Most importantly, there’s a far better way for the captain to select the 12-player team. It goes like this:

> There are six automatic qualifiers — as there are now —based on the season-long points system. For the additional six players who will complete the team, the captain selects 12 additional America players (excluding the six automatic qualifiers and regardless of which Tour) for a 36-hole, stroke-play, play-in competition two weeks prior to the Ryder Cup. The captain designates six of the 12 invitees as Tier One players and the remaining six as Tier Two players. The six Tier One players will compete against each other for four spots on the team and the six Tier Two players will compete with each other for the final two spots on the team. Hence, this hierarchy of picks rewards the Tier One players by two times.

> Examining how this could have played out for the 2023 team, captain Zach Johnson left yearlong top 12 qualifiers Cam Young (No. 9 on the points list) and Keegan Bradley (No. 11) off the team and replaced them with Rickie Fowler (No. 13) and Justin Thomas (No. 15). Instead, under the proposed system, Johnson could have placed Fowler and Thomas in Tier One for qualifying if they were his personal favorites to make the team and assigned Bradley and Young to either Tier based on his preference. The key distinction is that players in the top 12 qualifying list would still be given an opportunity to make the team.  

A two-tier system gives the captain the flexibility to determine which players are assigned to which tier. He can favor players he would like to have on the team by placing them in Tier One. Also, the expanded group of 12 qualifiers picked by the captain doubles the number of golfers vying to earn a spot on the team and virtually eliminates the criticism of some players unfairly excluded from consideration to make the team.

Sound familiar? Beginning in 2025, the College Football Playoff selection process will improve its product by adopting a similar expanded model for participation — which, incidentally, is moving from four to 12 teams — and no one is objecting to that. Holding this play-in qualifying event two weeks prior to the Ryder Cup matches will increase players’ competitive preparation and avoid the “too much time off” syndrome.

Further, the 36-hole play-in event is a dream come true for commercial broadcast value, especially during the dull days of post-FedEx Cup Playoff fall tournaments. The substantial media rights fees for televising this event could be used by the PGA of America to (a) promote junior golf, (b) share with the 29,000 Class A golf professional members of the PGA of America, (c) donate to charity, or — wait for it — (d) pay the Ryder Cup team members. Or any combination of these.

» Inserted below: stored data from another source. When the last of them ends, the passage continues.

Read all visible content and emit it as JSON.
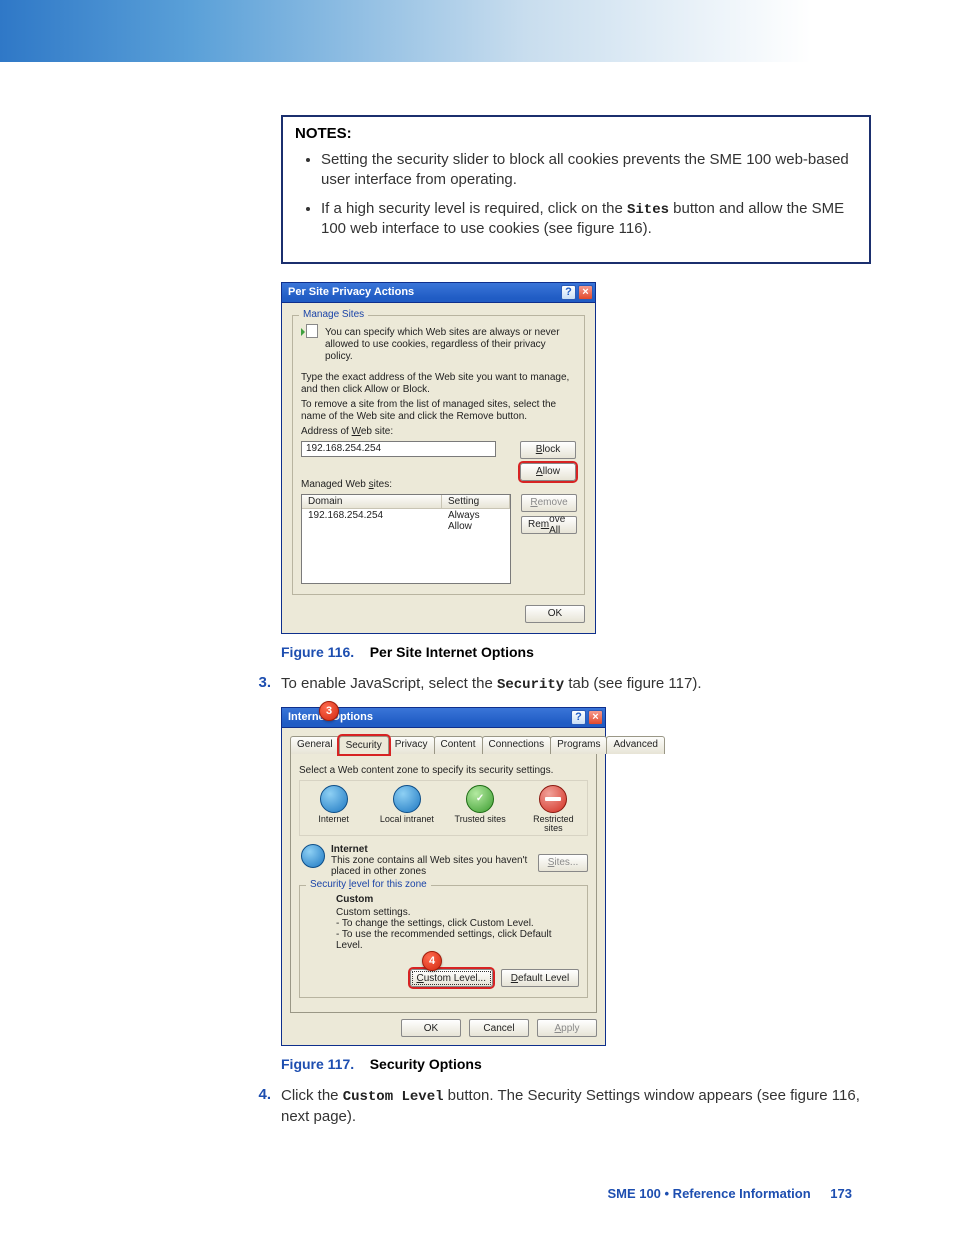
{
  "notes": {
    "title": "NOTES:",
    "items": [
      {
        "text": "Setting the security slider to block all cookies prevents the SME 100 web-based user interface from operating."
      },
      {
        "pre": "If a high security level is required, click on the ",
        "mono": "Sites",
        "post": " button and allow the SME 100 web interface to use cookies (see figure 116)."
      }
    ]
  },
  "dlg116": {
    "title": "Per Site Privacy Actions",
    "group_legend": "Manage Sites",
    "intro": "You can specify which Web sites are always or never allowed to use cookies, regardless of their privacy policy.",
    "instr1": "Type the exact address of the Web site you want to manage, and then click Allow or Block.",
    "instr2": "To remove a site from the list of managed sites, select the name of the Web site and click the Remove button.",
    "addr_label": "Address of Web site:",
    "addr_value": "192.168.254.254",
    "block": "Block",
    "allow": "Allow",
    "managed_label": "Managed Web sites:",
    "col_domain": "Domain",
    "col_setting": "Setting",
    "row_domain": "192.168.254.254",
    "row_setting": "Always Allow",
    "remove": "Remove",
    "remove_all": "Remove All",
    "ok": "OK"
  },
  "cap116": {
    "fig": "Figure 116.",
    "txt": "Per Site Internet Options"
  },
  "step3": {
    "num": "3.",
    "pre": "To enable JavaScript, select the ",
    "mono": "Security",
    "post": " tab (see figure 117)."
  },
  "dlg117": {
    "title": "Internet Options",
    "bubble3": "3",
    "tabs": {
      "general": "General",
      "security": "Security",
      "privacy": "Privacy",
      "content": "Content",
      "connections": "Connections",
      "programs": "Programs",
      "advanced": "Advanced"
    },
    "zone_prompt": "Select a Web content zone to specify its security settings.",
    "zones": {
      "internet": "Internet",
      "local": "Local intranet",
      "trusted": "Trusted sites",
      "restricted": "Restricted sites"
    },
    "zone_name": "Internet",
    "zone_desc": "This zone contains all Web sites you haven't placed in other zones",
    "sites": "Sites...",
    "seclvl_legend": "Security level for this zone",
    "custom_title": "Custom",
    "custom_l1": "Custom settings.",
    "custom_l2": "- To change the settings, click Custom Level.",
    "custom_l3": "- To use the recommended settings, click Default Level.",
    "bubble4": "4",
    "custom_level": "Custom Level...",
    "default_level": "Default Level",
    "ok": "OK",
    "cancel": "Cancel",
    "apply": "Apply"
  },
  "cap117": {
    "fig": "Figure 117.",
    "txt": "Security Options"
  },
  "step4": {
    "num": "4.",
    "pre": "Click the ",
    "mono": "Custom Level",
    "post": " button. The Security Settings window appears (see figure 116, next page)."
  },
  "footer": {
    "text": "SME 100 • Reference Information",
    "page": "173"
  }
}
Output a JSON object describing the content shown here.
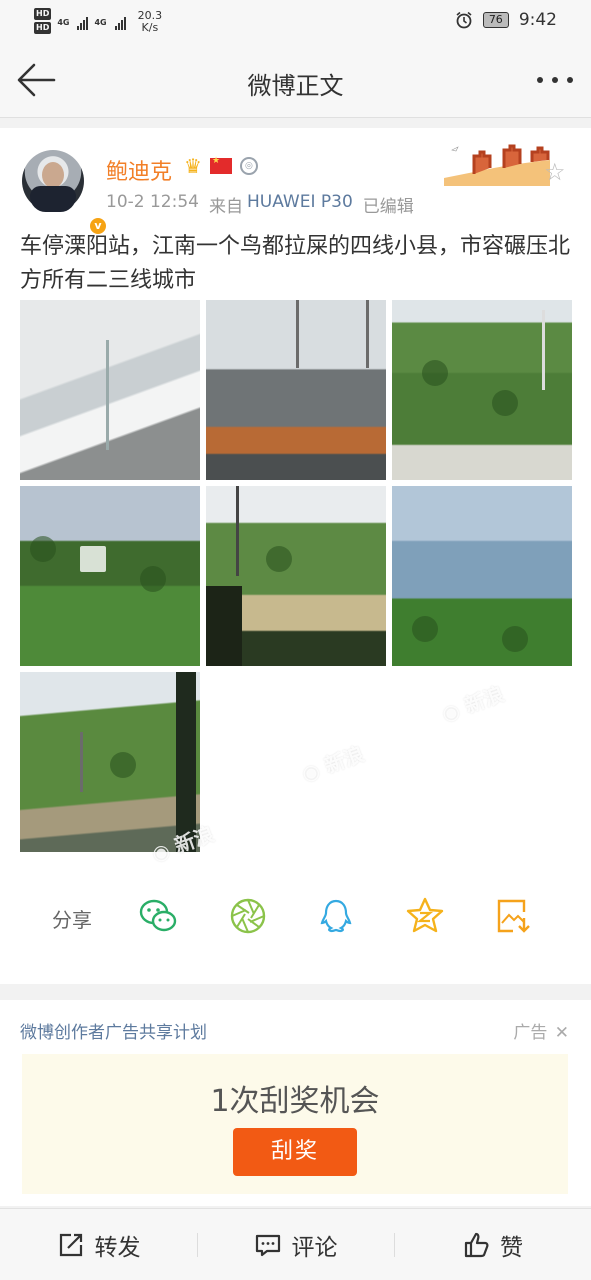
{
  "status_bar": {
    "net_speed_value": "20.3",
    "net_speed_unit": "K/s",
    "signal_label_1": "4G",
    "signal_label_2": "4G",
    "battery": "76",
    "time": "9:42"
  },
  "nav": {
    "title": "微博正文"
  },
  "post": {
    "username": "鲍迪克",
    "timestamp": "10-2 12:54",
    "source_prefix": "来自",
    "source_device": "HUAWEI P30",
    "edited": "已编辑",
    "text": "车停溧阳站，江南一个鸟都拉屎的四线小县，市容碾压北方所有二三线城市",
    "photo_count": 7
  },
  "share": {
    "label": "分享",
    "targets": [
      "wechat-icon",
      "moments-icon",
      "qq-icon",
      "qzone-icon",
      "save-image-icon"
    ]
  },
  "ad": {
    "title": "微博创作者广告共享计划",
    "tag": "广告",
    "close": "✕",
    "chance_text": "1次刮奖机会",
    "button": "刮奖"
  },
  "toolbar": {
    "repost": "转发",
    "comment": "评论",
    "like": "赞"
  },
  "colors": {
    "username": "#f27f27",
    "link": "#5d7a9e",
    "ad_button": "#f25a14",
    "wechat": "#2aae67",
    "qq": "#34a9e1",
    "qzone": "#f5b21b"
  }
}
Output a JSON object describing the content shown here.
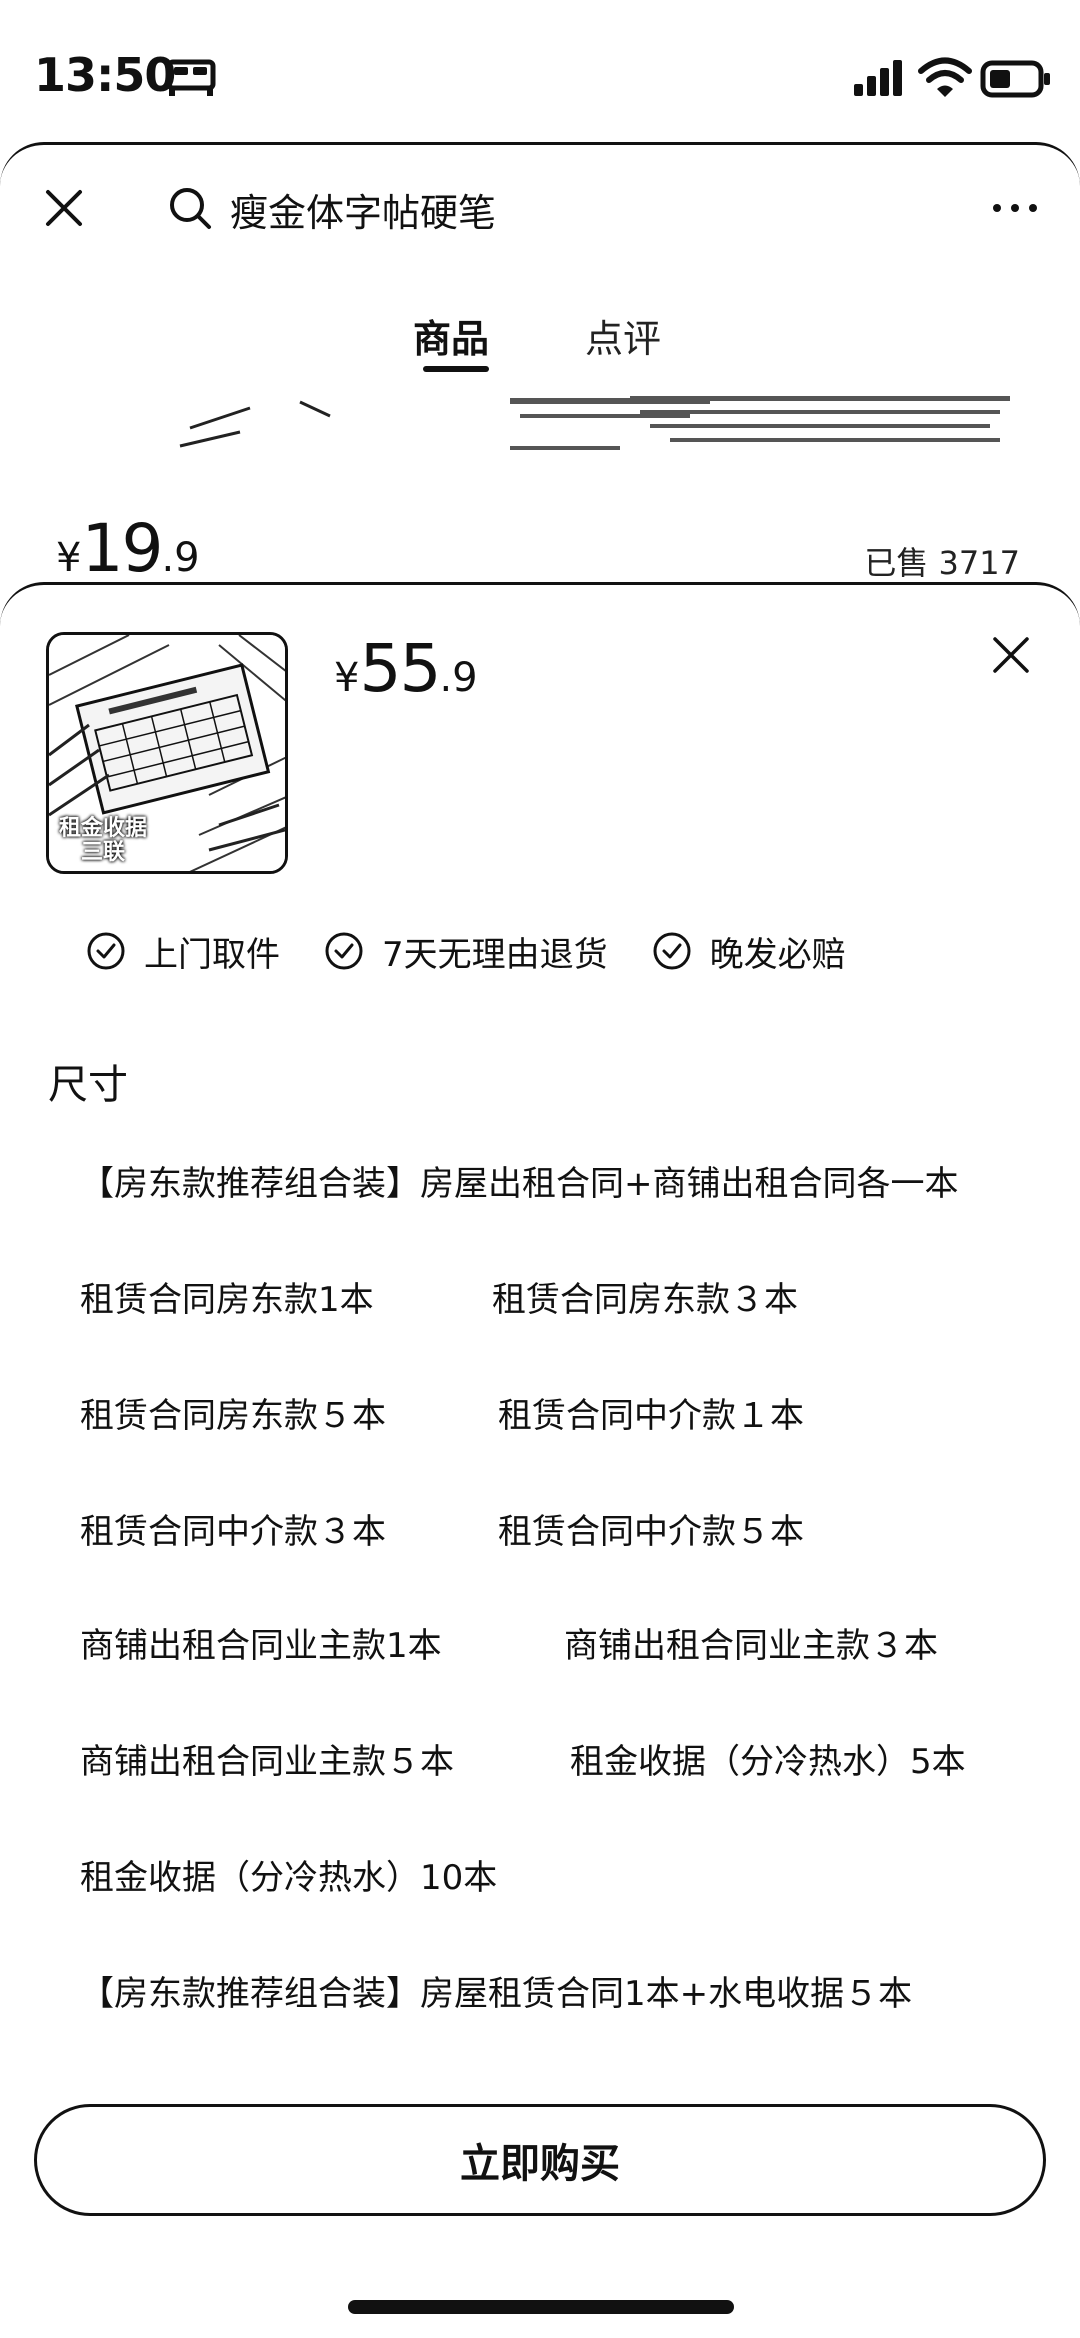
{
  "status_bar": {
    "time": "13:50",
    "icons": [
      "bed-icon",
      "signal-icon",
      "wifi-icon",
      "battery-icon"
    ]
  },
  "header": {
    "search_text": "瘦金体字帖硬笔",
    "icons": [
      "close-icon",
      "search-icon",
      "more-icon"
    ]
  },
  "tabs": [
    {
      "label": "商品",
      "active": true
    },
    {
      "label": "点评",
      "active": false
    }
  ],
  "listing": {
    "price_currency": "¥",
    "price_int": "19",
    "price_dec": ".9",
    "sold": "已售 3717"
  },
  "sheet": {
    "thumbnail_caption": "租金收据 三联",
    "price_currency": "¥",
    "price_int": "55",
    "price_dec": ".9",
    "guarantees": [
      "上门取件",
      "7天无理由退货",
      "晚发必赔"
    ],
    "size_title": "尺寸",
    "options": [
      "【房东款推荐组合装】房屋出租合同+商铺出租合同各一本",
      "租赁合同房东款1本",
      "租赁合同房东款３本",
      "租赁合同房东款５本",
      "租赁合同中介款１本",
      "租赁合同中介款３本",
      "租赁合同中介款５本",
      "商铺出租合同业主款1本",
      "商铺出租合同业主款３本",
      "商铺出租合同业主款５本",
      "租金收据（分冷热水）5本",
      "租金收据（分冷热水）10本",
      "【房东款推荐组合装】房屋租赁合同1本+水电收据５本"
    ],
    "buy_label": "立即购买"
  },
  "colors": {
    "ink": "#111111",
    "background": "#ffffff"
  }
}
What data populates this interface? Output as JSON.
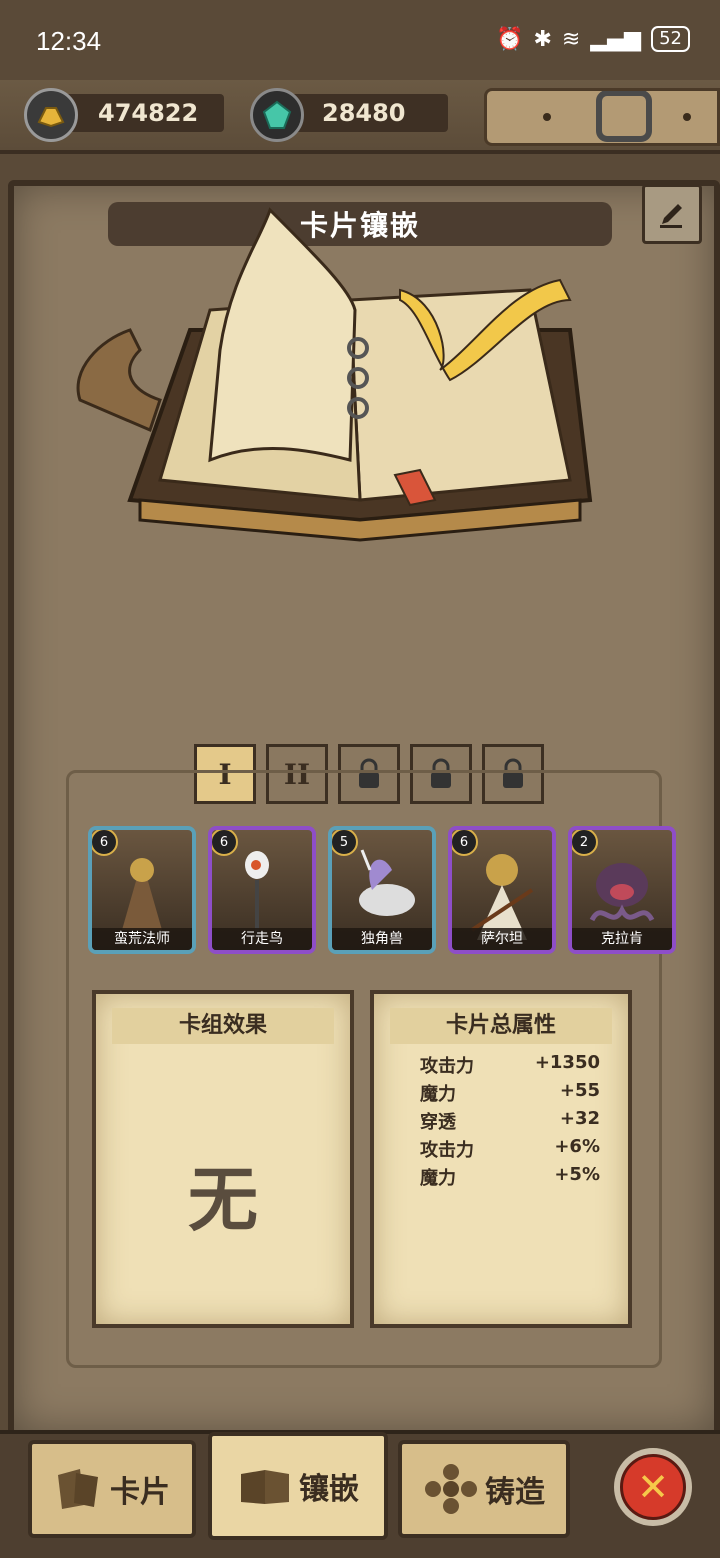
{
  "status_bar": {
    "time": "12:34",
    "battery": "52"
  },
  "resources": {
    "gold": "474822",
    "gems": "28480"
  },
  "header": {
    "title": "卡片镶嵌"
  },
  "tabs": [
    "I",
    "II"
  ],
  "cards": [
    {
      "level": "6",
      "name": "蛮荒法师"
    },
    {
      "level": "6",
      "name": "行走鸟"
    },
    {
      "level": "5",
      "name": "独角兽"
    },
    {
      "level": "6",
      "name": "萨尔坦"
    },
    {
      "level": "2",
      "name": "克拉肯"
    }
  ],
  "deck_effect": {
    "title": "卡组效果",
    "value": "无"
  },
  "card_totals": {
    "title": "卡片总属性",
    "rows": [
      {
        "label": "攻击力",
        "value": "+1350"
      },
      {
        "label": "魔力",
        "value": "+55"
      },
      {
        "label": "穿透",
        "value": "+32"
      },
      {
        "label": "攻击力",
        "value": "+6%"
      },
      {
        "label": "魔力",
        "value": "+5%"
      }
    ]
  },
  "bottom_nav": {
    "cards": "卡片",
    "inlay": "镶嵌",
    "forge": "铸造"
  },
  "colors": {
    "accent": "#e4c98a",
    "close": "#d63a2a"
  }
}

Soon, the PGA of America will announce its captain for the 2025 Ryder Cup at Bethpage Black in New York and the obvious choice is Tiger Woods. If the PGA offers and he accepts, it’s clear that this would solve the leadership void exhibited in the recent team loss in Italy. Candidly, Woods has the platform as a GOAT to write his own script for team selection and management should he choose to. And, he could benefit from the team selection process noted here.